Long bone histology of basalmost and derived Sauropodomorpha

Abstract

This study reports on long bone histology and growth in sauropodomorph dinosaurs. Derived members of Sauropodomorpha, the sauropods, were the largest terrestrial animals our planet has ever seen. New methods have recently allowed a much better sampling coverage, and provided a uniform view of uninterrupted laminar fibrolamellar bone (FLB) in neosauropods, but more basal sauropodomorphs remained unclear. Results in the current work indicate that FLB was already present in the earliest sauropodomorphs. Saturnalia, one of the most basal sauropodomorphs, clearly shows FLB in its long bones, albeit with growth marks. These marks represent interruptions of the animal’s growth, and are also present in other basal sauropodomorphs like Thecodontosaurus and Plateosaurus. This confirms earlier studies that sauropods accelerated their growth rates, most likely made possible by the preadaptive presence of high basal metabolic rates. FLB in mammals probably evolved as a convergent feature. Osteocyte lacuna densities and sizes suggest that sauropodomorphs and mammals employed different cell strategies to build bone tissue. However, a conclusion that FLB originated in a single archosaur or archosauromorph ancestor of sauropodomorphs and saurischians in general needs further testing.
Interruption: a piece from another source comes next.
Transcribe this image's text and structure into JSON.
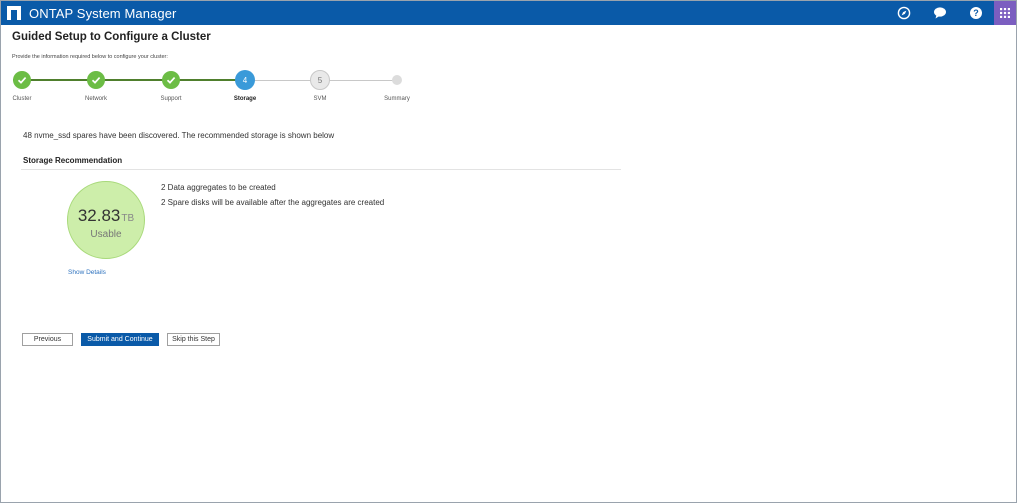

Long bone microstructure thus partially accounts for how these animals grew to giants, or became dwarfs in some cases. Sauropods namely secundarily evolved small sizes on islands. Here we provide strong evidence that the titanosaur Magyarosaurus dacus from the Cretaceous of Romania is not a juvenile of the larger ‘M.’ hungaricus . M. dacus individuals are histologically mature and have a different ontogenetic trajectory than ‘M.’ hungaricus. The histology of M. dacus is different from Europasaurus, a basal titanosauriform island dwarf from the Late Jurassic of Germany. The more intense secondary remodelling of M. dacus may be explaned by peramorphic heterochrony, possibly coupled with increased pneumatization in Titanosauria. The selective forces behind the progenetic dwarfing (a form of paedomorphosis) probably include the absence of large predators, and insufficient resources to provide for a healthy population of very large sauropods, and dinosaurs in general. Other dwarfed dinosaur species from the Hatzeg Basin like the ornithopods Zalmoxes and Telmatosaurus confirm this hypothesis.